An additional benefit of any safety measure is that it makes the train company look better in an accident, since that is when a lot of public attention is drawn to the train, how it functions and how things can go wrong, and a lot of news media are filming the train, and discussing these issues. Being proactive about safety, rather than reactive, can be good publicity and can help to reduce insurance costs. Also, any lives saved helps the engineers deal better with the fact that many times accidents cannot be prevented totally, and the engineers require counseling to deal with the trauma of watching helplessly as someone is killed. If the train itself is adapted to at least do something to minimize a potentially devastating accident, this can help with that, and possibly reduce the cost of having an Engineer need extended time off or other medical care.

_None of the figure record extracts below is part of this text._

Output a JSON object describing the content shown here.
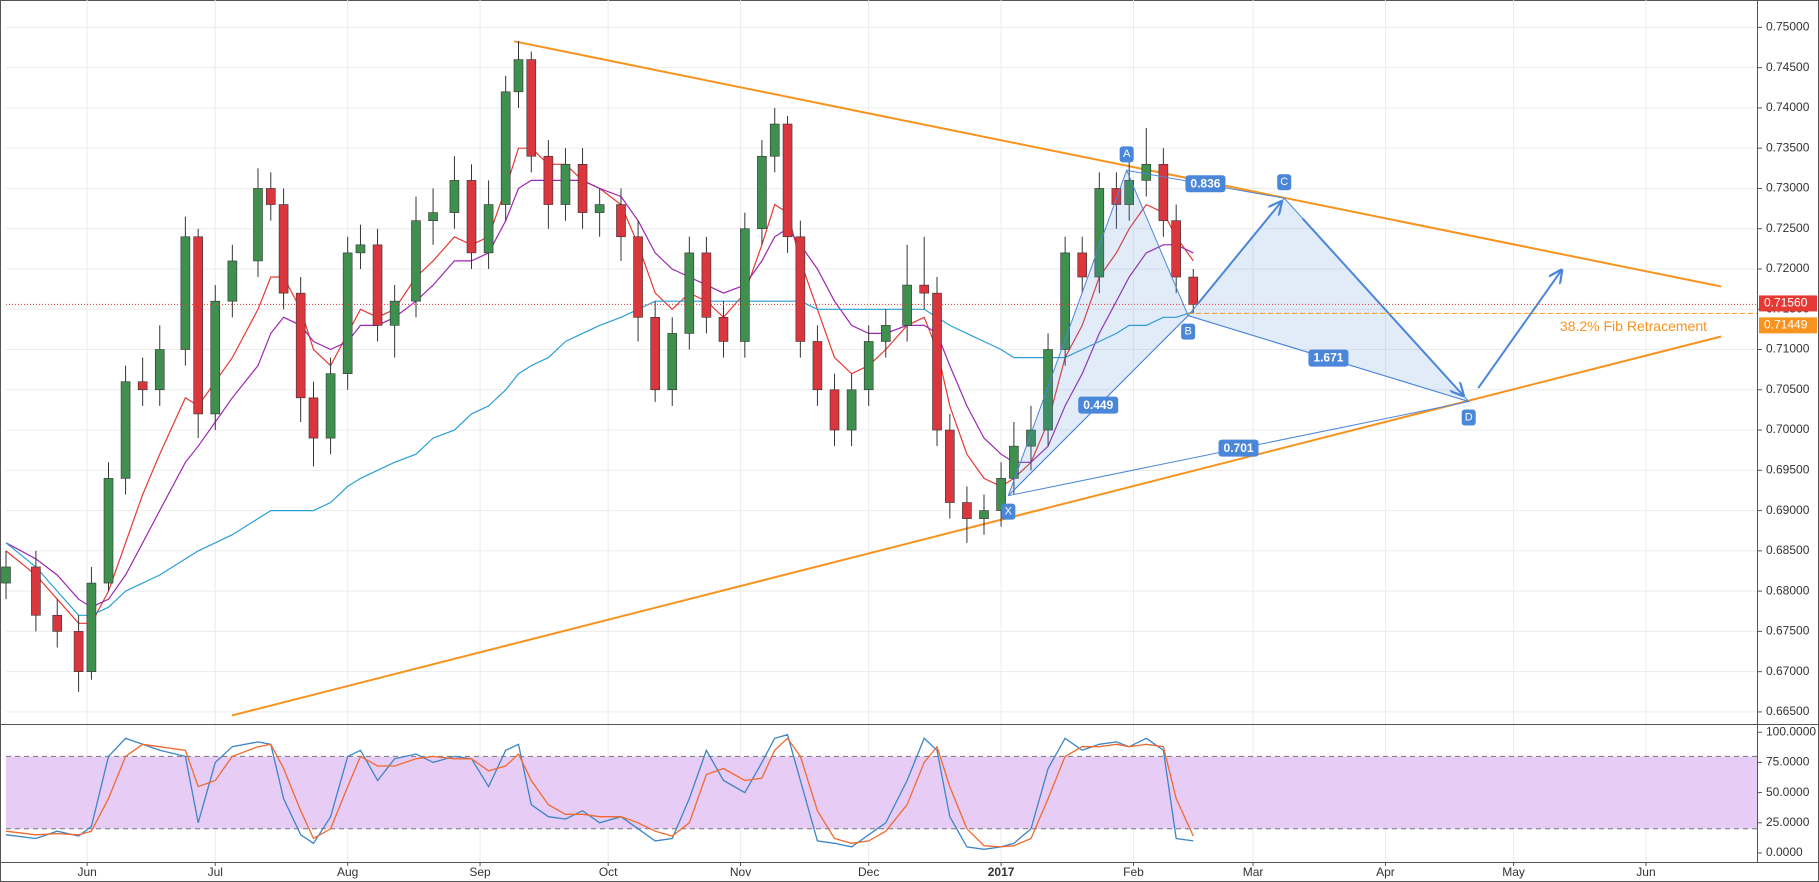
{
  "chart_data": [
    {
      "type": "candlestick",
      "xlim": [
        -19,
        391
      ],
      "ylim": [
        0.6635,
        0.7534
      ],
      "yticks": [
        {
          "value": 0.665,
          "label": "0.66500"
        },
        {
          "value": 0.67,
          "label": "0.67000"
        },
        {
          "value": 0.675,
          "label": "0.67500"
        },
        {
          "value": 0.68,
          "label": "0.68000"
        },
        {
          "value": 0.685,
          "label": "0.68500"
        },
        {
          "value": 0.69,
          "label": "0.69000"
        },
        {
          "value": 0.695,
          "label": "0.69500"
        },
        {
          "value": 0.7,
          "label": "0.70000"
        },
        {
          "value": 0.705,
          "label": "0.70500"
        },
        {
          "value": 0.71,
          "label": "0.71000"
        },
        {
          "value": 0.715,
          "label": "0.71500"
        },
        {
          "value": 0.72,
          "label": "0.72000"
        },
        {
          "value": 0.725,
          "label": "0.72500"
        },
        {
          "value": 0.73,
          "label": "0.73000"
        },
        {
          "value": 0.735,
          "label": "0.73500"
        },
        {
          "value": 0.74,
          "label": "0.74000"
        },
        {
          "value": 0.745,
          "label": "0.74500"
        },
        {
          "value": 0.75,
          "label": "0.75000"
        }
      ],
      "grid": true,
      "up_color": "#3f8f4f",
      "down_color": "#d9363e",
      "x": [
        -19,
        -12,
        -7,
        -2,
        1,
        5,
        9,
        13,
        17,
        23,
        26,
        30,
        34,
        40,
        43,
        46,
        50,
        53,
        57,
        61,
        64,
        68,
        72,
        77,
        81,
        86,
        90,
        94,
        98,
        101,
        104,
        108,
        112,
        116,
        120,
        125,
        129,
        133,
        137,
        141,
        145,
        149,
        154,
        158,
        161,
        164,
        167,
        171,
        175,
        179,
        183,
        187,
        192,
        196,
        199,
        202,
        206,
        210,
        214,
        217,
        221,
        225,
        229,
        233,
        237,
        241,
        244,
        248,
        252,
        255,
        259
      ],
      "open": [
        0.681,
        0.683,
        0.677,
        0.675,
        0.67,
        0.681,
        0.694,
        0.706,
        0.705,
        0.71,
        0.724,
        0.702,
        0.716,
        0.721,
        0.73,
        0.728,
        0.717,
        0.704,
        0.699,
        0.707,
        0.722,
        0.723,
        0.713,
        0.716,
        0.726,
        0.727,
        0.731,
        0.722,
        0.728,
        0.742,
        0.746,
        0.734,
        0.728,
        0.733,
        0.727,
        0.728,
        0.724,
        0.714,
        0.705,
        0.712,
        0.722,
        0.714,
        0.711,
        0.725,
        0.734,
        0.738,
        0.724,
        0.711,
        0.705,
        0.7,
        0.705,
        0.711,
        0.713,
        0.718,
        0.717,
        0.7,
        0.691,
        0.689,
        0.69,
        0.694,
        0.698,
        0.7,
        0.71,
        0.722,
        0.719,
        0.73,
        0.728,
        0.731,
        0.733,
        0.726,
        0.719
      ],
      "high": [
        0.685,
        0.685,
        0.679,
        0.677,
        0.683,
        0.696,
        0.708,
        0.709,
        0.713,
        0.7265,
        0.725,
        0.718,
        0.723,
        0.7325,
        0.732,
        0.73,
        0.719,
        0.706,
        0.709,
        0.724,
        0.7255,
        0.725,
        0.718,
        0.729,
        0.73,
        0.734,
        0.733,
        0.731,
        0.744,
        0.7483,
        0.747,
        0.736,
        0.735,
        0.735,
        0.73,
        0.73,
        0.726,
        0.716,
        0.714,
        0.724,
        0.724,
        0.716,
        0.727,
        0.736,
        0.74,
        0.739,
        0.726,
        0.713,
        0.707,
        0.707,
        0.713,
        0.715,
        0.723,
        0.724,
        0.719,
        0.702,
        0.693,
        0.692,
        0.696,
        0.701,
        0.703,
        0.712,
        0.724,
        0.724,
        0.732,
        0.732,
        0.734,
        0.7375,
        0.735,
        0.728,
        0.72
      ],
      "low": [
        0.679,
        0.675,
        0.673,
        0.6675,
        0.669,
        0.68,
        0.692,
        0.703,
        0.703,
        0.708,
        0.699,
        0.7,
        0.714,
        0.719,
        0.726,
        0.715,
        0.701,
        0.6955,
        0.697,
        0.705,
        0.72,
        0.711,
        0.709,
        0.714,
        0.723,
        0.725,
        0.72,
        0.72,
        0.726,
        0.74,
        0.732,
        0.725,
        0.726,
        0.725,
        0.724,
        0.721,
        0.711,
        0.7035,
        0.703,
        0.71,
        0.712,
        0.709,
        0.709,
        0.723,
        0.732,
        0.722,
        0.709,
        0.703,
        0.698,
        0.698,
        0.703,
        0.709,
        0.711,
        0.715,
        0.698,
        0.689,
        0.686,
        0.687,
        0.688,
        0.692,
        0.695,
        0.698,
        0.708,
        0.717,
        0.717,
        0.725,
        0.726,
        0.729,
        0.724,
        0.717,
        0.7145
      ],
      "close": [
        0.683,
        0.677,
        0.675,
        0.67,
        0.681,
        0.694,
        0.706,
        0.705,
        0.71,
        0.724,
        0.702,
        0.716,
        0.721,
        0.73,
        0.728,
        0.717,
        0.704,
        0.699,
        0.707,
        0.722,
        0.723,
        0.713,
        0.716,
        0.726,
        0.727,
        0.731,
        0.722,
        0.728,
        0.742,
        0.746,
        0.734,
        0.728,
        0.733,
        0.727,
        0.728,
        0.724,
        0.714,
        0.705,
        0.712,
        0.722,
        0.714,
        0.711,
        0.725,
        0.734,
        0.738,
        0.724,
        0.711,
        0.705,
        0.7,
        0.705,
        0.711,
        0.713,
        0.718,
        0.717,
        0.7,
        0.691,
        0.689,
        0.69,
        0.694,
        0.698,
        0.7,
        0.71,
        0.722,
        0.719,
        0.73,
        0.728,
        0.731,
        0.733,
        0.726,
        0.719,
        0.7156
      ],
      "moving_averages": [
        {
          "color": "#e53935",
          "values": [
            0.685,
            0.682,
            0.679,
            0.676,
            0.676,
            0.68,
            0.686,
            0.692,
            0.697,
            0.704,
            0.703,
            0.706,
            0.709,
            0.715,
            0.719,
            0.719,
            0.715,
            0.71,
            0.708,
            0.712,
            0.715,
            0.714,
            0.715,
            0.719,
            0.721,
            0.724,
            0.723,
            0.724,
            0.73,
            0.735,
            0.735,
            0.733,
            0.733,
            0.731,
            0.73,
            0.728,
            0.723,
            0.717,
            0.715,
            0.717,
            0.716,
            0.714,
            0.717,
            0.723,
            0.728,
            0.727,
            0.721,
            0.715,
            0.709,
            0.707,
            0.708,
            0.71,
            0.713,
            0.714,
            0.71,
            0.703,
            0.697,
            0.694,
            0.693,
            0.694,
            0.696,
            0.701,
            0.709,
            0.713,
            0.719,
            0.722,
            0.725,
            0.728,
            0.727,
            0.724,
            0.721
          ]
        },
        {
          "color": "#9c27b0",
          "values": [
            0.686,
            0.684,
            0.682,
            0.679,
            0.678,
            0.679,
            0.682,
            0.686,
            0.69,
            0.696,
            0.698,
            0.701,
            0.704,
            0.708,
            0.712,
            0.714,
            0.713,
            0.711,
            0.71,
            0.711,
            0.713,
            0.713,
            0.714,
            0.716,
            0.718,
            0.721,
            0.721,
            0.722,
            0.726,
            0.73,
            0.731,
            0.731,
            0.731,
            0.731,
            0.73,
            0.729,
            0.726,
            0.722,
            0.72,
            0.719,
            0.718,
            0.717,
            0.718,
            0.721,
            0.724,
            0.725,
            0.723,
            0.72,
            0.716,
            0.713,
            0.712,
            0.712,
            0.713,
            0.713,
            0.712,
            0.708,
            0.703,
            0.699,
            0.697,
            0.696,
            0.696,
            0.698,
            0.703,
            0.707,
            0.712,
            0.716,
            0.719,
            0.722,
            0.723,
            0.723,
            0.722
          ]
        },
        {
          "color": "#2a9fd6",
          "values": [
            0.686,
            0.683,
            0.68,
            0.677,
            0.677,
            0.678,
            0.68,
            0.681,
            0.682,
            0.684,
            0.685,
            0.686,
            0.687,
            0.689,
            0.69,
            0.69,
            0.69,
            0.69,
            0.691,
            0.693,
            0.694,
            0.695,
            0.696,
            0.697,
            0.699,
            0.7,
            0.702,
            0.703,
            0.705,
            0.707,
            0.708,
            0.709,
            0.711,
            0.712,
            0.713,
            0.714,
            0.715,
            0.716,
            0.716,
            0.716,
            0.716,
            0.716,
            0.716,
            0.716,
            0.716,
            0.716,
            0.716,
            0.715,
            0.715,
            0.715,
            0.715,
            0.715,
            0.715,
            0.715,
            0.714,
            0.713,
            0.712,
            0.711,
            0.71,
            0.709,
            0.709,
            0.709,
            0.709,
            0.71,
            0.711,
            0.712,
            0.713,
            0.713,
            0.714,
            0.714,
            0.7147
          ]
        }
      ],
      "last_price": {
        "value": 0.7156,
        "label": "0.71560",
        "color": "#e53935"
      },
      "fib": {
        "value": 0.71449,
        "label": "0.71449",
        "text": "38.2% Fib Retracement",
        "color": "#f7931e"
      },
      "trendlines": [
        {
          "color": "#f7931e",
          "x": [
            100,
            382.6
          ],
          "y": [
            0.74827,
            0.71782
          ]
        },
        {
          "color": "#f7931e",
          "x": [
            33.9,
            382.6
          ],
          "y": [
            0.66456,
            0.71162
          ]
        }
      ],
      "pattern": {
        "color": "#4a86d9",
        "points": [
          {
            "label": "X",
            "x": 215.7,
            "y": 0.69185
          },
          {
            "label": "A",
            "x": 243.4,
            "y": 0.73225
          },
          {
            "label": "B",
            "x": 257.8,
            "y": 0.71421
          },
          {
            "label": "C",
            "x": 280.3,
            "y": 0.72879
          },
          {
            "label": "D",
            "x": 323.5,
            "y": 0.70354
          }
        ],
        "ratios": [
          0.449,
          0.836,
          1.671,
          0.701
        ],
        "projection": {
          "x": 345.9,
          "y": 0.72035
        }
      }
    },
    {
      "type": "line",
      "xlim": [
        -19,
        391
      ],
      "ylim": [
        -7.5,
        106
      ],
      "yticks": [
        {
          "value": 100,
          "label": "100.0000"
        },
        {
          "value": 75,
          "label": "75.0000"
        },
        {
          "value": 50,
          "label": "50.0000"
        },
        {
          "value": 25,
          "label": "25.0000"
        },
        {
          "value": 0,
          "label": "0.0000"
        }
      ],
      "xticks": [
        {
          "value": 0,
          "label": "Jun"
        },
        {
          "value": 30,
          "label": "Jul"
        },
        {
          "value": 61,
          "label": "Aug"
        },
        {
          "value": 92,
          "label": "Sep"
        },
        {
          "value": 122,
          "label": "Oct"
        },
        {
          "value": 153,
          "label": "Nov"
        },
        {
          "value": 183,
          "label": "Dec"
        },
        {
          "value": 214,
          "label": "2017",
          "bold": true
        },
        {
          "value": 245,
          "label": "Feb"
        },
        {
          "value": 273,
          "label": "Mar"
        },
        {
          "value": 304,
          "label": "Apr"
        },
        {
          "value": 334,
          "label": "May"
        },
        {
          "value": 365,
          "label": "Jun"
        }
      ],
      "band": [
        20,
        80
      ],
      "band_color": "#e3c4f5",
      "series": [
        {
          "color": "#3d85c6",
          "values": [
            15,
            12,
            18,
            14,
            22,
            80,
            95,
            90,
            85,
            80,
            25,
            75,
            88,
            92,
            90,
            45,
            15,
            8,
            30,
            80,
            85,
            60,
            78,
            82,
            75,
            80,
            78,
            55,
            85,
            90,
            40,
            30,
            28,
            35,
            25,
            30,
            20,
            10,
            12,
            45,
            85,
            60,
            50,
            75,
            95,
            98,
            60,
            10,
            8,
            5,
            15,
            25,
            60,
            95,
            85,
            30,
            5,
            3,
            5,
            8,
            20,
            70,
            95,
            85,
            90,
            92,
            88,
            95,
            85,
            12,
            10
          ]
        },
        {
          "color": "#f06a30",
          "values": [
            18,
            15,
            16,
            15,
            18,
            45,
            80,
            90,
            88,
            85,
            55,
            60,
            80,
            88,
            90,
            70,
            35,
            12,
            20,
            55,
            80,
            72,
            72,
            78,
            80,
            78,
            78,
            68,
            72,
            82,
            60,
            40,
            32,
            32,
            30,
            30,
            25,
            18,
            14,
            25,
            65,
            70,
            60,
            62,
            85,
            95,
            80,
            35,
            12,
            8,
            10,
            18,
            40,
            75,
            88,
            55,
            20,
            6,
            5,
            6,
            12,
            45,
            80,
            88,
            88,
            90,
            88,
            90,
            88,
            45,
            14
          ]
        }
      ]
    }
  ]
}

As a society, we have put so much money into the science of the military to cause injury, and prevent injury to soldiers and police, yet we have done little with our money to fund research to prevent injury of other kinds that occur during peace time. Injury of all kinds puts stress on families, communities and society, and this pressure can add to all the other pressures that lead to the angry forces of war. Why not study these kinds of things and make them be part of re-deploying military science and capability that has so much organization and ability? Then whether it is war-time, or peace-time, the jobs are more secure and help to stabilize the military families, and forces, and there won't be any incentive to continually look for conflict in order to deploy capable people to doing patriotic things for our country.

In addition, any knowledge of how to prevent injury in peace-time can also help prevent injury in war-time. War requires supplies by train and preventing losses due to train accidents helps at this time too.

To offset the cost of the research into the fesability of such a thing, I recommend that plans be sent to The MythBusters, and give them support with train employees and designers, and also old trains and parts so they could really do a great show on it. Then the data could help further any promising findings later on.

Or a contest could be made with a substantial prize, (like a grant or science scholarship to the winner's children, or for themselves). This has worked for other science-based initiatives, because many scientists are hobbyists and will work on problems just for the fun of it, but need an incentive to get started on a project. Offer the prize, an award and some kind of recognition, and also some materials and a place to work, such as unused tracks, and disabled train engines.

A good competition could be a military group of scientists competing against a peace-time group, or some other group that might be like a special-interest group that runs model trains (their contribution could be small-scale workups of the ideas.) Perhaps a group that designs roller-coasters and amusement rides would also be interested, for example.

An additional goal could be ways to help a train to stop more quickly at certain critical intersections. This might be something like truck tires attached to the sides of the train tracks that would automatically engage about a block from the intersection using sensors at the interesction to decide when to deploy. The tires would have their own disc brakes and would press against the train equally on both sides to slow the train down. The train cars might have to be designed to have some kind of continuous surface on which the tires could press. This might not prevent an accident, but just reduce its level of damage/harm.